I Used To Love Being Alone But Everything Changed When I Turned 15 And Got A Terrifying Email From A Stranger


I outgrew the fear of being alone when I was about thirteen. In fact, I quite liked being alone. It brought my heart a weird sense of joy to hear my parents say they’d be out for the afternoon. When I was alone, I felt free. I could eat as much junk as I wanted or watch television for three hours straight or dance around my living room – because no one would be watching.

Until the night of my fifteenth birthday rolled around. That’s when things began to change.

I was never one for parties or celebrating; instead I spent this special night in my bedroom writing stories for my online readers. To be honest, I spent most of my time like this. Those readers made me feel like I would be the next great novelist and I loved the attention.

So there I was, typing away a cheesy story about a young musician falling for one of his fans. These were my reader’s favorite kinds of stories and I was more than happy to oblige – even if it was a bit cliché.

I’d been writing for about half an hour when my dad popped his head into my bedroom to tell me he was going to pick up some pizza for dinner. I simply nodded and kept typing, trying to contain the small smile that was growing on my lips. I knew it would take him at least 45 minutes to pick up dinner and my mom wouldn’t be home for another hour and a half. I would have plenty of time to let the silence engulf me as I worked.
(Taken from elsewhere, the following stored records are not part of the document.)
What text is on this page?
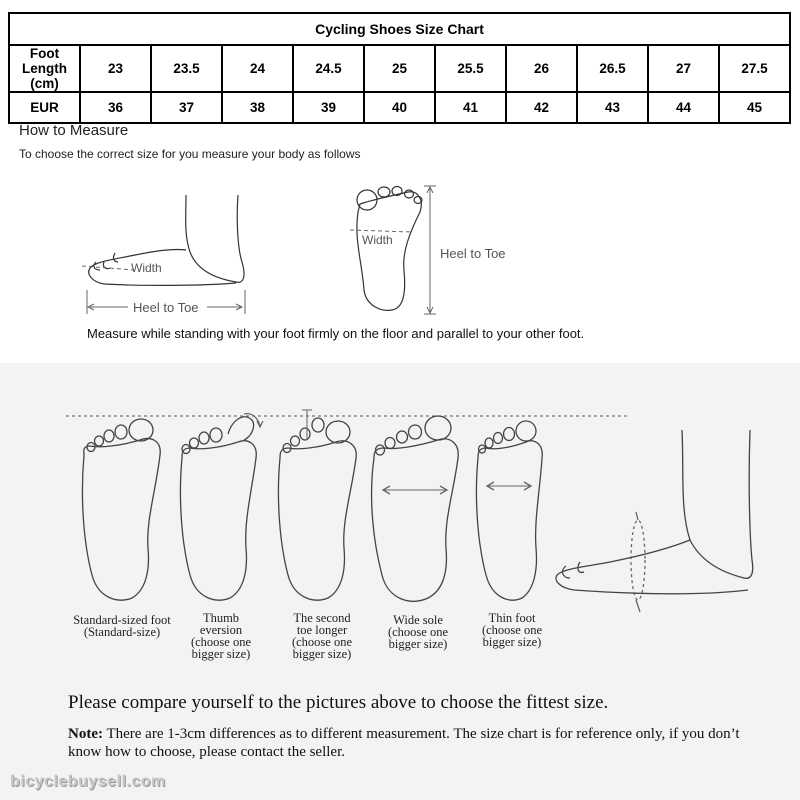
Cycling Shoes Size Chart										
Foot Length (cm)	23	23.5	24	24.5	25	25.5	26	26.5	27	27.5
EUR	36	37	38	39	40	41	42	43	44	45
How to Measure
To choose the correct size for you measure your body as follows
Width
Heel to Toe
Width
Heel to Toe
Measure while standing with your foot firmly on the floor and parallel to your other foot.
Standard-sized foot
(Standard-size)
Thumb
eversion
(choose one
bigger size)
The second
toe longer
(choose one
bigger size)
Wide sole
(choose one
bigger size)
Thin foot
(choose one
bigger size)
Please compare yourself to the pictures above to choose the fittest size.
Note: There are 1-3cm differences as to different measurement. The size chart is for reference only, if you don’t know how to choose, please contact the seller.
bicyclebuysell.com
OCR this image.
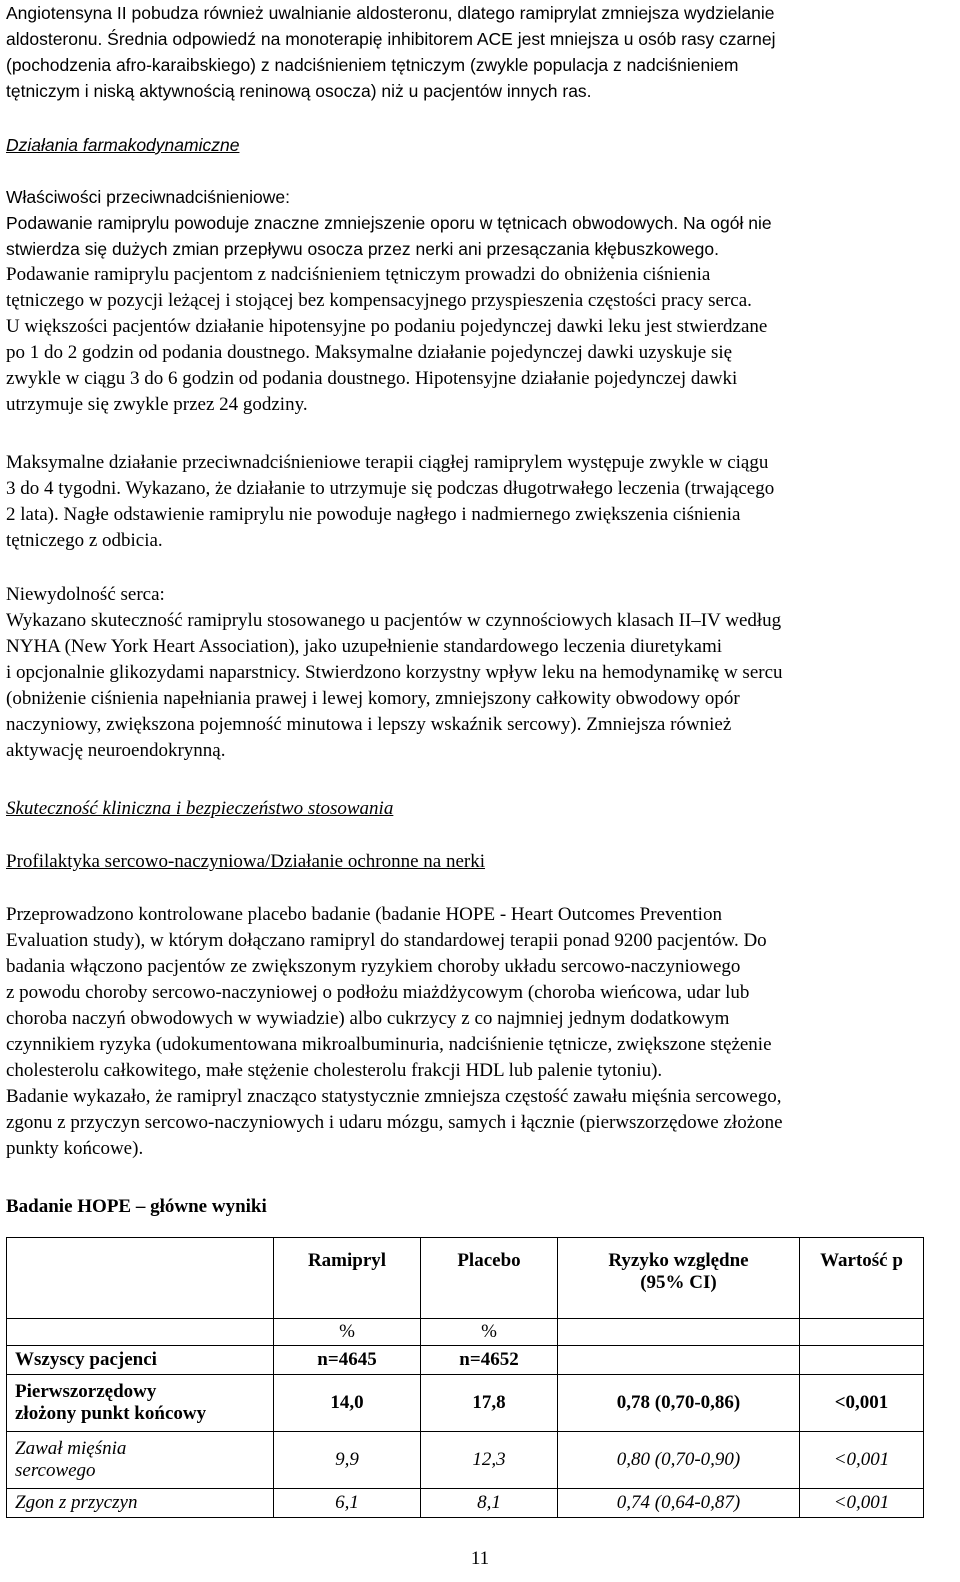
Angiotensyna II pobudza również uwalnianie aldosteronu, dlatego ramiprylat zmniejsza wydzielanie
aldosteronu. Średnia odpowiedź na monoterapię inhibitorem ACE jest mniejsza u osób rasy czarnej
(pochodzenia afro-karaibskiego) z nadciśnieniem tętniczym (zwykle populacja z nadciśnieniem
tętniczym i niską aktywnością reninową osocza) niż u pacjentów innych ras.
Działania farmakodynamiczne
Właściwości przeciwnadciśnieniowe:
Podawanie ramiprylu powoduje znaczne zmniejszenie oporu w tętnicach obwodowych. Na ogół nie
stwierdza się dużych zmian przepływu osocza przez nerki ani przesączania kłębuszkowego.
Podawanie ramiprylu pacjentom z nadciśnieniem tętniczym prowadzi do obniżenia ciśnienia
tętniczego w pozycji leżącej i stojącej bez kompensacyjnego przyspieszenia częstości pracy serca.
U większości pacjentów działanie hipotensyjne po podaniu pojedynczej dawki leku jest stwierdzane
po 1 do 2 godzin od podania doustnego. Maksymalne działanie pojedynczej dawki uzyskuje się
zwykle w ciągu 3 do 6 godzin od podania doustnego. Hipotensyjne działanie pojedynczej dawki
utrzymuje się zwykle przez 24 godziny.
Maksymalne działanie przeciwnadciśnieniowe terapii ciągłej ramiprylem występuje zwykle w ciągu
3 do 4 tygodni. Wykazano, że działanie to utrzymuje się podczas długotrwałego leczenia (trwającego
2 lata). Nagłe odstawienie ramiprylu nie powoduje nagłego i nadmiernego zwiększenia ciśnienia
tętniczego z odbicia.
Niewydolność serca:
Wykazano skuteczność ramiprylu stosowanego u pacjentów w czynnościowych klasach II–IV według
NYHA (New York Heart Association), jako uzupełnienie standardowego leczenia diuretykami
i opcjonalnie glikozydami naparstnicy. Stwierdzono korzystny wpływ leku na hemodynamikę w sercu
(obniżenie ciśnienia napełniania prawej i lewej komory, zmniejszony całkowity obwodowy opór
naczyniowy, zwiększona pojemność minutowa i lepszy wskaźnik sercowy). Zmniejsza również
aktywację neuroendokrynną.
Skuteczność kliniczna i bezpieczeństwo stosowania
Profilaktyka sercowo-naczyniowa/Działanie ochronne na nerki
Przeprowadzono kontrolowane placebo badanie (badanie HOPE - Heart Outcomes Prevention
Evaluation study), w którym dołączano ramipryl do standardowej terapii ponad 9200 pacjentów. Do
badania włączono pacjentów ze zwiększonym ryzykiem choroby układu sercowo-naczyniowego
z powodu choroby sercowo-naczyniowej o podłożu miażdżycowym (choroba wieńcowa, udar lub
choroba naczyń obwodowych w wywiadzie) albo cukrzycy z co najmniej jednym dodatkowym
czynnikiem ryzyka (udokumentowana mikroalbuminuria, nadciśnienie tętnicze, zwiększone stężenie
cholesterolu całkowitego, małe stężenie cholesterolu frakcji HDL lub palenie tytoniu).
Badanie wykazało, że ramipryl znacząco statystycznie zmniejsza częstość zawału mięśnia sercowego,
zgonu z przyczyn sercowo-naczyniowych i udaru mózgu, samych i łącznie (pierwszorzędowe złożone
punkty końcowe).
Badanie HOPE – główne wyniki
	Ramipryl	Placebo	Ryzyko względne
(95% CI)	Wartość p
	%	%		
Wszyscy pacjenci	n=4645	n=4652		
Pierwszorzędowy
złożony punkt końcowy	14,0	17,8	0,78 (0,70-0,86)	<0,001
Zawał mięśnia
sercowego	9,9	12,3	0,80 (0,70-0,90)	<0,001
Zgon z przyczyn	6,1	8,1	0,74 (0,64-0,87)	<0,001
11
I heard the engine of my dad’s old truck struggle to turn on; finally coming to life on the 3rd try. I quickly hopped out of my chair and headed toward the kitchen to grab a soda and some chips.

As I was walking back to my bedroom, I could hear my computer beeping continuously. It was that really low beep, signaling a new email in my inbox.

I dropped into my seat and switched computer tabs; the new email was right at the top of the list. I noticed that it was from an address I didn’t recognize and it didn’t have a subject. To this day I wish I had just deleted the email, but curiosity got the best of me.

It was short, but not exactly sweet.

All it said was, “I enjoy watching you.”

I read the sentence over and over again before letting a few curse words hit the air. I went to close the browser, but I couldn’t. I heard something. It wasn’t much – just a small noise, but it wasn’t going away. It almost sounded like tapping, but it was so faint.

I didn’t want to look. My God, I didn’t want to look towards the window, but I couldn’t help it. It took about three seconds for me to notice the long, grungy hair and brown eyes peeking through my window.

You’d think he’d look away, but he didn’t. We locked eyes and I swear his eyes squinted just enough for him to be smiling. I pushed myself from my desk chair and screamed, but he continued to stare. I prayed I was being loud enough for a neighbor to hear because I was too afraid to walk away, too afraid to break eye contact, too afraid to do anything.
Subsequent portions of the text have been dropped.